В тени баньяна - стр. 34
Все держались на почтительном расстоянии от упавшей статуи, обходя то место, где лежала голова Будды. Те, кто постарше, сложили ладони в сампэах и кланялись, произнося молитвы. Солдаты, встретившие нас, не проявляли ни малейшего уважения к храму. У входа один из них сплюнул на ствол баньяна, а теперь другой сморкался на землю неподалеку от статуи. Следуя за ними, мы подошли к открытому молитвенному залу. Он располагался не лицом к дороге, как в большинстве храмов, а параллельно ей и возвышался над всеми остальными постройками. Крыша была расписана золотом, украшенные резьбой скаты с загнутыми кверху краями парили в воздухе, как крылья или языки пламени. Зал охраняли мозаичные наги. Змеиные головы покоились на ступенях перед входом, тела вытянулись вдоль колонн, а хвосты сплелись позади здания. Посреди зала на полу, выложенном узорной плиткой, сидел, скрестив ноги, огромный позолоченный Будда. Он неподвижно смотрел вдаль, на болото и лес за прудом с лотосами.
Я проследила за взглядом статуи. Все вокруг было зеленым и влажным – видимо, в эти края уже приходили дожди. Поверхность пруда ковром устилали лотосы, болото пестрело кувшинками и гиацинтами, а на рисовых полях зеленели мягкие, как волосы ребенка, стебли. Я читала о предмуссонных облаках, которые собираются в одном месте и взрываются, как воздушные шарики, если их проткнуть иголкой. В этом месте на землю обрушиваются потоки дождя, а рядом может быть солнечно и сухо. Я представила, как дети-теводы, прежде чем послать на землю дожди, снуют с золотыми копьями среди набухших облаков и проверяют, созрели они или нет.
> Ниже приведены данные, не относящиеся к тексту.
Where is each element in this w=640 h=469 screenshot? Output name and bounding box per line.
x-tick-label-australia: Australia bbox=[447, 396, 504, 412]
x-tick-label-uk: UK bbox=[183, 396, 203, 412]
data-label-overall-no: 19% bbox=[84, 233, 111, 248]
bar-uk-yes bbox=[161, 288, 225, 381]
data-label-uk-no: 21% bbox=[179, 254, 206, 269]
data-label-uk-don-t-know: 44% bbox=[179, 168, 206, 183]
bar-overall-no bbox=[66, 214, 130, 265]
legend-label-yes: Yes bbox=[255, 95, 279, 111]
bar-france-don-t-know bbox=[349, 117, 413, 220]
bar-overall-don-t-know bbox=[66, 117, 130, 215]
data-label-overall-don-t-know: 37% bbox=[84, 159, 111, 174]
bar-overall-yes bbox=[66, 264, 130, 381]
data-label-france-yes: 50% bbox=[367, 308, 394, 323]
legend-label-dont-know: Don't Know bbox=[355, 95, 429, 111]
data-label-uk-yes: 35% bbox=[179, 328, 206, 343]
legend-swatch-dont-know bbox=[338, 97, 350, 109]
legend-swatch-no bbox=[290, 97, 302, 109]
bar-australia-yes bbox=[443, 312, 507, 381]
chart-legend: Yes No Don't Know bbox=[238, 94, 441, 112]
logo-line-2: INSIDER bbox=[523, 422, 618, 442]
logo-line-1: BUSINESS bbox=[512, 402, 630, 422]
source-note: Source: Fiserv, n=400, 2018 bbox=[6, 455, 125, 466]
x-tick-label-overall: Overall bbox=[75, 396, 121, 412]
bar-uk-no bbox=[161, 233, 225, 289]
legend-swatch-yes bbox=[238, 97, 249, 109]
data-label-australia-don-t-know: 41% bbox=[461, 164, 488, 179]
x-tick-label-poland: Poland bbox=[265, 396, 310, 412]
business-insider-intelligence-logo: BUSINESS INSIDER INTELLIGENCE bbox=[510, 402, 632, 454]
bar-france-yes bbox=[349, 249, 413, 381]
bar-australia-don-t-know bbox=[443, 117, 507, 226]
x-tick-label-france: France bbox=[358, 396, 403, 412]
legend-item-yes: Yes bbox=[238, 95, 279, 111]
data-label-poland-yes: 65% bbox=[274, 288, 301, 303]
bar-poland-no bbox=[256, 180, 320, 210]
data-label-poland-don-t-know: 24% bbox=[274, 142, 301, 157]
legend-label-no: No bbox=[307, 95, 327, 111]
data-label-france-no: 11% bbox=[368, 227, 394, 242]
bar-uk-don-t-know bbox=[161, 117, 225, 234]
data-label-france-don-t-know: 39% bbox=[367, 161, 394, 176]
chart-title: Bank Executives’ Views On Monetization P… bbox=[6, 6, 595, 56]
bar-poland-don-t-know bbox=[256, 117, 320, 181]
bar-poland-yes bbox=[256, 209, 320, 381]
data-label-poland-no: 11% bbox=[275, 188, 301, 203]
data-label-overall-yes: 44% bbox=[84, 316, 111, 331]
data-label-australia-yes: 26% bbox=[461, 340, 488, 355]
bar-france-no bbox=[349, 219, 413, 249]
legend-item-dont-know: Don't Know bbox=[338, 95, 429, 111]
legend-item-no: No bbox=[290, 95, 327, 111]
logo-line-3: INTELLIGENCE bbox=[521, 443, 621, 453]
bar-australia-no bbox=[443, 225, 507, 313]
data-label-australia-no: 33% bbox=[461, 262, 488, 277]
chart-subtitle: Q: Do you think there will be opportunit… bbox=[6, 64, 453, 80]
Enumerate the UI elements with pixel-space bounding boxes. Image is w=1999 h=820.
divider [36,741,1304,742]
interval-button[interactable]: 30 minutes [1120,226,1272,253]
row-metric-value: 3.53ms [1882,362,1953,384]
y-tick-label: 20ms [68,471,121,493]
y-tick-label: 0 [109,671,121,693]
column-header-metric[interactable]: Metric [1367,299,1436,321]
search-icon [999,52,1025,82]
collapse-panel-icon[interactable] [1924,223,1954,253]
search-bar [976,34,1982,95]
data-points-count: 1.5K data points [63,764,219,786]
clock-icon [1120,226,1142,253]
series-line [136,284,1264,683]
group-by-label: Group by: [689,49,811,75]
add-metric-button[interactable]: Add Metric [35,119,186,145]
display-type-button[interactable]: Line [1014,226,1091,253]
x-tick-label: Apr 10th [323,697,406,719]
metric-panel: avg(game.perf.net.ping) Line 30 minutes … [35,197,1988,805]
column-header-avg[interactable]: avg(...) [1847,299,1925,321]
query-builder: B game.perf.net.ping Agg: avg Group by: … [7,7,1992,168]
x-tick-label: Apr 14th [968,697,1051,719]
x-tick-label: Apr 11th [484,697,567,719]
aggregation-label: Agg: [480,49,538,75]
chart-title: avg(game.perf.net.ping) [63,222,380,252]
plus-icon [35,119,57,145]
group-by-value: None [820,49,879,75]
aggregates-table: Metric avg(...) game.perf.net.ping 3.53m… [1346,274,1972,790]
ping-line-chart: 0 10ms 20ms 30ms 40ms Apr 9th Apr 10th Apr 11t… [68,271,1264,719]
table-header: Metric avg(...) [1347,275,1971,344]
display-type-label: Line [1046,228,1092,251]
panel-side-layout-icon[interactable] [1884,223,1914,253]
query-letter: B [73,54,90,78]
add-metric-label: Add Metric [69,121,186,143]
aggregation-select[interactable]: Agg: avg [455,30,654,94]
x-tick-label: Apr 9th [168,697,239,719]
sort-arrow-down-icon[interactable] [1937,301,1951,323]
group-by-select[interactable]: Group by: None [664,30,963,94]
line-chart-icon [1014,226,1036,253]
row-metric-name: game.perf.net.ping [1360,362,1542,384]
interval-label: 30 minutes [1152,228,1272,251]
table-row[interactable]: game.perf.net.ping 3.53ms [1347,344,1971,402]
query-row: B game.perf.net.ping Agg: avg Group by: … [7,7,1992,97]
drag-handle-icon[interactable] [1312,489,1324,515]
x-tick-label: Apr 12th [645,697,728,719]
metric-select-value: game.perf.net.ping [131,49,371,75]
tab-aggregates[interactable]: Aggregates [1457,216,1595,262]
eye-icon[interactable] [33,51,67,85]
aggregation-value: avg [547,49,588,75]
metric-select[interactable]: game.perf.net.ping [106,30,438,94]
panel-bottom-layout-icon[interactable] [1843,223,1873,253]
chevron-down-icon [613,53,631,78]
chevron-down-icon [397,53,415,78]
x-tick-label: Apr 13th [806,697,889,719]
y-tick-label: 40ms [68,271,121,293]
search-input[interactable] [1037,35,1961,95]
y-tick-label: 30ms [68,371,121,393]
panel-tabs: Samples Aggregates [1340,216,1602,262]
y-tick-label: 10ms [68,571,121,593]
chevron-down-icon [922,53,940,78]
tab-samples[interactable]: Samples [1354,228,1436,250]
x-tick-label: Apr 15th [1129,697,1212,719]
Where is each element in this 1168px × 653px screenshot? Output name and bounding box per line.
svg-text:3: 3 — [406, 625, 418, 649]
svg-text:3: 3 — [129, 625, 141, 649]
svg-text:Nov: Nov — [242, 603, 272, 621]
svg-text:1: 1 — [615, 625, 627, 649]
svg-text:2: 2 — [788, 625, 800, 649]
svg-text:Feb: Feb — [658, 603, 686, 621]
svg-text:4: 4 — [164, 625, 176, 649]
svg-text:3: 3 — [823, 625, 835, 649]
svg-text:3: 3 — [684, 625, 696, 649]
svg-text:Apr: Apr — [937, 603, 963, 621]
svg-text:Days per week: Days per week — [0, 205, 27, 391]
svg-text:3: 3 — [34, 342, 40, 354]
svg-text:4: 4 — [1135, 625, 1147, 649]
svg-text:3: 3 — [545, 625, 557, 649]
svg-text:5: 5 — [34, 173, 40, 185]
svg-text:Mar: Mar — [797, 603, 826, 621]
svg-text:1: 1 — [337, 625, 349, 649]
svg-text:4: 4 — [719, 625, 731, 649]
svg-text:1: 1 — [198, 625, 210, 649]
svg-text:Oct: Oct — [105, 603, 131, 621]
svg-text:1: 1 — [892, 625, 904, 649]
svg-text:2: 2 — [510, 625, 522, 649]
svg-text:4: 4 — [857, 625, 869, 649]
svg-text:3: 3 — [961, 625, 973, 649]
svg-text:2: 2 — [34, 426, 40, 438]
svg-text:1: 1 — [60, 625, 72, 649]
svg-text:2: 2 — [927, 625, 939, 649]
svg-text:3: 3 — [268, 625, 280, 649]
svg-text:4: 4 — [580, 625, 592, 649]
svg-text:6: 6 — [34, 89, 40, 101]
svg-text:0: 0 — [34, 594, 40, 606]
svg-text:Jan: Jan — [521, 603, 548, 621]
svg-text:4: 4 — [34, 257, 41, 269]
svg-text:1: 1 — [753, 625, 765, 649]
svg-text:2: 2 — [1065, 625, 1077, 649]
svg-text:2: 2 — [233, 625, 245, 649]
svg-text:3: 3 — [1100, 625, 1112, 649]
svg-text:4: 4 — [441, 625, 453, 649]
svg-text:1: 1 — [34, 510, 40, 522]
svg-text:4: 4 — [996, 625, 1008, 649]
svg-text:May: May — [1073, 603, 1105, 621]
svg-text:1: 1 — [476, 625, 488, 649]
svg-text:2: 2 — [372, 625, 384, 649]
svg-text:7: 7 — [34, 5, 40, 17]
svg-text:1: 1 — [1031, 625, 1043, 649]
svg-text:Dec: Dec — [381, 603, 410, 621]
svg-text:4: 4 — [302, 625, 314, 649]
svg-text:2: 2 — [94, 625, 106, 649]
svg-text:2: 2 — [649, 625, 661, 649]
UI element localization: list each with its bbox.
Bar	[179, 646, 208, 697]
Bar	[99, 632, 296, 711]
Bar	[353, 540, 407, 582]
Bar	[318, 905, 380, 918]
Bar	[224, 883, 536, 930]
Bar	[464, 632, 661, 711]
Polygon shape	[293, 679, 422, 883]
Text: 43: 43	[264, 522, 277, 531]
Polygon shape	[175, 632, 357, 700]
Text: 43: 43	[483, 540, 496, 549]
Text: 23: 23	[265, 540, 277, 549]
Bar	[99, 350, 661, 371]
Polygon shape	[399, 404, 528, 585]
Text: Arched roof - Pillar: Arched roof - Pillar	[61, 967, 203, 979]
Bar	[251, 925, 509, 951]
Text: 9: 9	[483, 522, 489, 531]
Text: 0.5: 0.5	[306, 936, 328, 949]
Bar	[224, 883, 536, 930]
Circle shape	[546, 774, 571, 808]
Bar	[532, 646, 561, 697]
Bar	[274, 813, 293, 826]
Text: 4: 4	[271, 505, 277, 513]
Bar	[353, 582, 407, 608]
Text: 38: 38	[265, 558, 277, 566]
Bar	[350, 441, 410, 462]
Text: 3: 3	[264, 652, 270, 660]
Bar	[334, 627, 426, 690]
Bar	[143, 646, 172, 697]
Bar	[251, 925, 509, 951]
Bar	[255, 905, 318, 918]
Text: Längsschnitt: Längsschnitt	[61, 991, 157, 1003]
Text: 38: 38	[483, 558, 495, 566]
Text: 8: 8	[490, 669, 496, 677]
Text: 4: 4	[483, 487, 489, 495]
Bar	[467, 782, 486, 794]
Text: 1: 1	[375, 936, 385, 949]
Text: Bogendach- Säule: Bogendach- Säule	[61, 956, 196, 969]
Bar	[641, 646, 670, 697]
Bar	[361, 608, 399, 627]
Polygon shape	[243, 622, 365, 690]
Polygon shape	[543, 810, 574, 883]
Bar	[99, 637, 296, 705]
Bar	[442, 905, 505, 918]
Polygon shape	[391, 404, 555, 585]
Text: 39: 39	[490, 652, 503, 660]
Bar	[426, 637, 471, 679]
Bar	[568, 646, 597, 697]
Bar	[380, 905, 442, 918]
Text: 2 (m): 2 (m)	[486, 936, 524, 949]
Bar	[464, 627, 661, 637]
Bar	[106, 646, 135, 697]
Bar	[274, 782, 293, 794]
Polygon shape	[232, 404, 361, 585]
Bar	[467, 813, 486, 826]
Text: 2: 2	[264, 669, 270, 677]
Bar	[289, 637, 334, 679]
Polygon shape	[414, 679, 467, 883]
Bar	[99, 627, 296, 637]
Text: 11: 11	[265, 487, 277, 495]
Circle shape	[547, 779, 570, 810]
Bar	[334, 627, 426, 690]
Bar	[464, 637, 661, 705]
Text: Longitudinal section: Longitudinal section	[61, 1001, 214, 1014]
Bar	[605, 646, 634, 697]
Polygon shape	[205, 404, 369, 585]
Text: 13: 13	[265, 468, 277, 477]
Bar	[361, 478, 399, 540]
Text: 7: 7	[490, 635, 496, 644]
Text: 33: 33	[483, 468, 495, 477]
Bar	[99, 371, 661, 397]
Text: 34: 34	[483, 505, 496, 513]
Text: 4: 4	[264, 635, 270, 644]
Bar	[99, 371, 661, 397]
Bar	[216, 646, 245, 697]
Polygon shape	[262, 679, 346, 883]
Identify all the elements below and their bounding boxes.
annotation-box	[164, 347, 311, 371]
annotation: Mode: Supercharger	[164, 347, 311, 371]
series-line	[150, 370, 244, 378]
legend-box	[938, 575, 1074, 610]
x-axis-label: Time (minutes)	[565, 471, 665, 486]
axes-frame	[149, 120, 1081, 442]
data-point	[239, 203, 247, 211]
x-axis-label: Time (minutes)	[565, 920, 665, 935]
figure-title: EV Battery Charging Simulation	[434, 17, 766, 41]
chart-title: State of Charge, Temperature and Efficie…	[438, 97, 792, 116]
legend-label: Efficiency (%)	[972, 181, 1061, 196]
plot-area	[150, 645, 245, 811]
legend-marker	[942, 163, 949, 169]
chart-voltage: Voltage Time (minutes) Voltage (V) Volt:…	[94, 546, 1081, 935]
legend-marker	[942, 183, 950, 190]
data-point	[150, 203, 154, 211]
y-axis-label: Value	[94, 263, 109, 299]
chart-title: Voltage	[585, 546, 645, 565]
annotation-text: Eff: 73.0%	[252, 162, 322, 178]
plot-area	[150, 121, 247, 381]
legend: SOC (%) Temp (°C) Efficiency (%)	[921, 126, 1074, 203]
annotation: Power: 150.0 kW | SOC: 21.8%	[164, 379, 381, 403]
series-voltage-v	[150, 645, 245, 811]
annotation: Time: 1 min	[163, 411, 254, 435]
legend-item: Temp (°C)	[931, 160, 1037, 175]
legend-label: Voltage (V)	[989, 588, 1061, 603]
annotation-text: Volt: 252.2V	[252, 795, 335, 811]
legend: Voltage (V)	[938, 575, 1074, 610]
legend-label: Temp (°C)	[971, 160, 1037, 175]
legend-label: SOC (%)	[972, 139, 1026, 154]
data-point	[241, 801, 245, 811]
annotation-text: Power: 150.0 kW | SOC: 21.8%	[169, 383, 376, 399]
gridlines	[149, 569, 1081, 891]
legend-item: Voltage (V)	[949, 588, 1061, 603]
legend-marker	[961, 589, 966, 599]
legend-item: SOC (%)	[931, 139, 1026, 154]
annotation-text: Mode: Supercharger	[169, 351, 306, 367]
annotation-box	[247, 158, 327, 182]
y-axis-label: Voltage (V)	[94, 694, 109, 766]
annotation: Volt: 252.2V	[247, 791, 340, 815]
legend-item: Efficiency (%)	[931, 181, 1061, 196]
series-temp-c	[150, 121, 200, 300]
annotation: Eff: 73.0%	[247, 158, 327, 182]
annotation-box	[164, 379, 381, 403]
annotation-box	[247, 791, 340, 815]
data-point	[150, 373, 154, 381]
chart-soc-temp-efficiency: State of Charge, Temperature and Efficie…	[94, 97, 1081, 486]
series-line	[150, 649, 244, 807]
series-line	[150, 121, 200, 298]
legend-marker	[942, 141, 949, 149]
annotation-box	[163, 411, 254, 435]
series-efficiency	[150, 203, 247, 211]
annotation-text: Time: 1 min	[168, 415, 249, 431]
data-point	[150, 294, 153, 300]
Подул прохладный ветер. Он растревожил лотосы в пруду, и по зеленым блюдцам начали перекатываться прозрачные водяные бусины. Где-то заквакала лягушка: «Оак-оак-оак!» – «Хинг-хунг, хинг-хонг!» – ответила ей жаба. «Оак-оак-оак! – Хинг-хунг, хинг-хонг!» Так они вторили друг другу, как будто хотели предупредить других животных и невидимых духов о нашем внезапном вторжении.
Я шла, примечая все вокруг. Я любила храмы – в них я ощущала себя по-особенному. И папа любил их, настолько, что назвал меня Ваттарами, что в переводе с санскрита означает «небольшой сад при храме». Всякий раз, входя в храм, я чувствовала, что мне знакомо это место, даже если я никогда не бывала здесь прежде. Как будто я знала его в другом времени, в другой жизни. Однако этот храм показался мне непохожим на другие. В нем было так тихо, так безлюдно…
Процветающий по меркам провинции, храм все равно казался заброшенным, словно его обитатели внезапно исчезли без следа, испарились. Ни детей, со смехом резвящихся в тени. Ни монахов, читающих наизусть тексты в качестве практики дхармы[25]. Ни жителей городка, беседующих на ступенях молитвенного зала. Только отзвуки…
Я ощутила чье-то присутствие.
– Здесь есть кто-нибудь? – спросила я шепотом.
Ответа не последовало. Лишь отголоски пустоты…
Справа от пруда возвышалась белая ступа – купол в форме колокола с длинным золотым шпилем, который, сужаясь, уходил в небо. Ступу воздвигают, чтобы хранить в ней реликвию Будды – кусок ткани, прядь волос, зуб – или, как однажды сказал мне папа, наше желание жить вечно, быть бессмертными. Глядя на громаду ступы, я подумала, что в ней, должно быть, хранятся все желания, какие только можно вообразить, желания живых и мертвых, чей прах покоился рядом в тьеддеях – миниатюрных подобиях ступы.